The STG_DATE OLE DB Source adapter points to the STG_DATE table that we created earlier. Again I will assume you can configure this yourself.
Now drag a Lookup transformation onto your data flow designer.
- Rename the Lookup as Lookup DIM_DATE
- Drag the green connector from STG_DATE to Lookup DIM_DATE
- Double click Lookup DIM_DATE to open the Lookup Editor
- In the “Connection” combo box select the connection that points to the DIM_DATE table
- From the “Use a table or a view” combo box select the DIM_DATE table. This is specifying that we are going to use the DIM_DATE table as a lookup
- Click the Columns tab
- Mappings between the input columns and the lookup columns will have been created automatically. Delete all mappings except the one between the DateID columns. This ensures that we will use values from the lookup table where the values in the DateID columns are equal
The Lookup Editor Columns tab should look like the following.
The error output from Lookup DIM_DATE will contain all the rows for which there was no matching lookup record in the lookup table. In other words, it will contain all the rows that are not already in the lookup table. This is not an error per se but it achieves our aim.

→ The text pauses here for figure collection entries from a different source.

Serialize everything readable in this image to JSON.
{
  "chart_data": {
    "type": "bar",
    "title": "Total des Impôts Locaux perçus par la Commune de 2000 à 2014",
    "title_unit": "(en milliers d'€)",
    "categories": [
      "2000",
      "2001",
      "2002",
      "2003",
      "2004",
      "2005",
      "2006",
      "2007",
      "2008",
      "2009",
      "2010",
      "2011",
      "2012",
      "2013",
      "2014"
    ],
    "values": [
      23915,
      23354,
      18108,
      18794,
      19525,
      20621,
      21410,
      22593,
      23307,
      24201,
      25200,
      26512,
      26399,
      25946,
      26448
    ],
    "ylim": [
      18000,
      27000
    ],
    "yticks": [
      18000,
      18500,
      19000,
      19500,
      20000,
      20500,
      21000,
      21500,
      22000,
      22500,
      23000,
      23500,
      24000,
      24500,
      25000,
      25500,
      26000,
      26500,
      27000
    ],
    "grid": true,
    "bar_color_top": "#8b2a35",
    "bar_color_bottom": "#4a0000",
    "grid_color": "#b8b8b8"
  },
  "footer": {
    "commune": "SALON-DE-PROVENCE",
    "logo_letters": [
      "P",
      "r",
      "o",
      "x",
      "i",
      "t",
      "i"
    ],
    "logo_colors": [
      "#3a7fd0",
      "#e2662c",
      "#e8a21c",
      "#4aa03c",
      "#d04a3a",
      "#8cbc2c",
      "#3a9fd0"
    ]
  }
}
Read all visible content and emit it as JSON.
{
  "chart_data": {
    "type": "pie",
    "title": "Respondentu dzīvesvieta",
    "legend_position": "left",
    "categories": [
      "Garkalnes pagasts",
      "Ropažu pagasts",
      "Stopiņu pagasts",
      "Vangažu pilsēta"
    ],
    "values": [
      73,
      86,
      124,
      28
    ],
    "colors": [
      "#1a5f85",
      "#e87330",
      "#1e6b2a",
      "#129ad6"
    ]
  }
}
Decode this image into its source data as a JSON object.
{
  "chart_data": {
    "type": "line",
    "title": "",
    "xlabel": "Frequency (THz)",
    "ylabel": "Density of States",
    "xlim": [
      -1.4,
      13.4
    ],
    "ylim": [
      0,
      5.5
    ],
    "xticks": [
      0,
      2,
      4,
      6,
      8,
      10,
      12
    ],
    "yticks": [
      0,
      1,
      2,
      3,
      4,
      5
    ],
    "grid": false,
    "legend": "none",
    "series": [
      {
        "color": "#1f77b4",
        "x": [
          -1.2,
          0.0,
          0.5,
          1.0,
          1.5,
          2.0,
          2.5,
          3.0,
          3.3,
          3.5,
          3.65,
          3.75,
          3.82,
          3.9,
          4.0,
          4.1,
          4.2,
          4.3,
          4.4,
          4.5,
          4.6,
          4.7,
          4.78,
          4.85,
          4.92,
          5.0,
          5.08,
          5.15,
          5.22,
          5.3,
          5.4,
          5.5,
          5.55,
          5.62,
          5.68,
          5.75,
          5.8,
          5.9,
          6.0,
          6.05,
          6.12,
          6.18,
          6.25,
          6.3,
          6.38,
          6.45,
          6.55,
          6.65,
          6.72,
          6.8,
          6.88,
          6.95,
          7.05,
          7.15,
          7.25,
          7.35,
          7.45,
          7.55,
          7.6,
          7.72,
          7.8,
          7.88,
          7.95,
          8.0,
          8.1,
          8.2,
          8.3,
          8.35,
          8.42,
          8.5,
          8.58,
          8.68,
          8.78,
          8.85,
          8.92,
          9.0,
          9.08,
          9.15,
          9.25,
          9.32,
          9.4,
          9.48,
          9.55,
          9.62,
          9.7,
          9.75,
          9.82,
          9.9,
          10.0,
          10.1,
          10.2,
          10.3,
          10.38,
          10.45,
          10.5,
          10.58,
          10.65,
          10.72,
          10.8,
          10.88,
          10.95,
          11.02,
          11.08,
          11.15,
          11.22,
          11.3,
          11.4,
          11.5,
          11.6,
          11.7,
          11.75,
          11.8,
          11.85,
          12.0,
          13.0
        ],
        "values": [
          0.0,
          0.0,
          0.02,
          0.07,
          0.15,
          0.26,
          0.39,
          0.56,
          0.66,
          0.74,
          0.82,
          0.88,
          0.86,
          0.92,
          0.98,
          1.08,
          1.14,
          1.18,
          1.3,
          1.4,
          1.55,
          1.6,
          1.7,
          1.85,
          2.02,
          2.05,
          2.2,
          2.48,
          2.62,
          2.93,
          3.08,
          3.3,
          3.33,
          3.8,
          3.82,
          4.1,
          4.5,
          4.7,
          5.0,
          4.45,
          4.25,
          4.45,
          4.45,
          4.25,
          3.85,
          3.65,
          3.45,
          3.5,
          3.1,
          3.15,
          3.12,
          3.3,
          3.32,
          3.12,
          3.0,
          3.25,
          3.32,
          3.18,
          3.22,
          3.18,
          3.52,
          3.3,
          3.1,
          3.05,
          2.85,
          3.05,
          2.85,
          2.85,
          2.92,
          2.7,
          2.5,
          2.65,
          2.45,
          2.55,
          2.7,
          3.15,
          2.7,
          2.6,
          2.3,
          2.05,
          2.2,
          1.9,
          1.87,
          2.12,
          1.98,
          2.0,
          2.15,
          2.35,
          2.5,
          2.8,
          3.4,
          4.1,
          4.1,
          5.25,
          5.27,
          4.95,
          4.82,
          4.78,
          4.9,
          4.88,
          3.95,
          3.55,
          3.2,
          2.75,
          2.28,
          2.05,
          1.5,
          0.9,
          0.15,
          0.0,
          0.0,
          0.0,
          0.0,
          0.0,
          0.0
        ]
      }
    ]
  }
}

Drag a new OLE DB Destination adapter onto the data flow designer
- Rename the adapter DIM_DATE
- Drag the red Error output from Lookup DIM_DATE to DIM_DATE
- The “Configure Error Output” dialog will be displayed. In the Error combo box change the selection to “Redirect Row” and click OK. This will ensure that no error is raised when rows get added to the Error output
- Double click DIM_DATE to display the OLE DB Destination Editor
- Configure DIM_DATE to point to the appropriate table and click on the mappings tab. The mappings will be configured automatically.
And that is it! Again, executing this data flow will result in all 55152 rows being copied from STG_DATE to DIM_DATE.
Conclusion
There are 2 methods that you can use to accomplish this requirement. Method 2 is quicker to build although some people may still choose to use the first method as they may be less happy in using the error output for something for which it was not designed. Experiment to see which method works best for your data set.